• Opini
  • MAHASISWA BERSUARA: Hati-hati, Mengingkari Janji Menikahi dapat Terjerat Hukum

MAHASISWA BERSUARA: Hati-hati, Mengingkari Janji Menikahi dapat Terjerat Hukum

Mengingkari janji menikahi bisa berbuah gugatan karena termasuk perbuatan melanggar hukum. Sudah ada yang dihukum pengadilan dengan membayar ganti rugi Rp 150 juta.

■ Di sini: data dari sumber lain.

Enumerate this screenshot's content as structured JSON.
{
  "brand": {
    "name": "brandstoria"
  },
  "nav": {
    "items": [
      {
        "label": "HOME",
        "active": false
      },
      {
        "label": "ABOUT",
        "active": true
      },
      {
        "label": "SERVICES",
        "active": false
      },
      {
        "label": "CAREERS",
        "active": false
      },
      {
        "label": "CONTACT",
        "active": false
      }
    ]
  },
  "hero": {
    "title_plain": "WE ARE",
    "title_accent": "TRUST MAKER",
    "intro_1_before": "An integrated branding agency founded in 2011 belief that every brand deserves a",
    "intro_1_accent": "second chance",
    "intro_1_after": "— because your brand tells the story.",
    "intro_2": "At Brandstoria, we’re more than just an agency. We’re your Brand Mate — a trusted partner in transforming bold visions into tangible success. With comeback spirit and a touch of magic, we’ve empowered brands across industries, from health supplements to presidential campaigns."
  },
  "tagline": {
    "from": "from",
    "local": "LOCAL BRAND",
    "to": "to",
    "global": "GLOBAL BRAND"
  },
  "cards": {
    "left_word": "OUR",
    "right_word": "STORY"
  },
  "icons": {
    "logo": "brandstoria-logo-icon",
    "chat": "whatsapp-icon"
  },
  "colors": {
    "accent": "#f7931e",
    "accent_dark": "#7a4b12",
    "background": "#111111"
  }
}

Gladys Callista Natasha Tanusaputro

Mahasiswa Fakultas Hukum Universitas Katolik Parahyangan (Unpar) Bandung

Janji akan mengawini dapat berbuah gugatan jika diingkari dan diatur dalam Kitab Undang-Undang Hukum Perdata (KUH Perdata). (Ilustrasi: Gladys Callista Natasha Tanusaputro)

16 Juni 2023


BandungBergerak.id – Sebelum terjadinya perkawinan, salah satu pihak bisa saja menjanjikan bahwa dirinya akan menikahi pasangannya entah untuk mendapatkan sesuatu, atau memang benar tulus. Biasanya janji kawin ini dilakukan untuk mengikat satu sama lain, janji kawin ini juga dapat dilakukan secara lisan dan tetap berkekuatan hukum sama dengan yang tertulis.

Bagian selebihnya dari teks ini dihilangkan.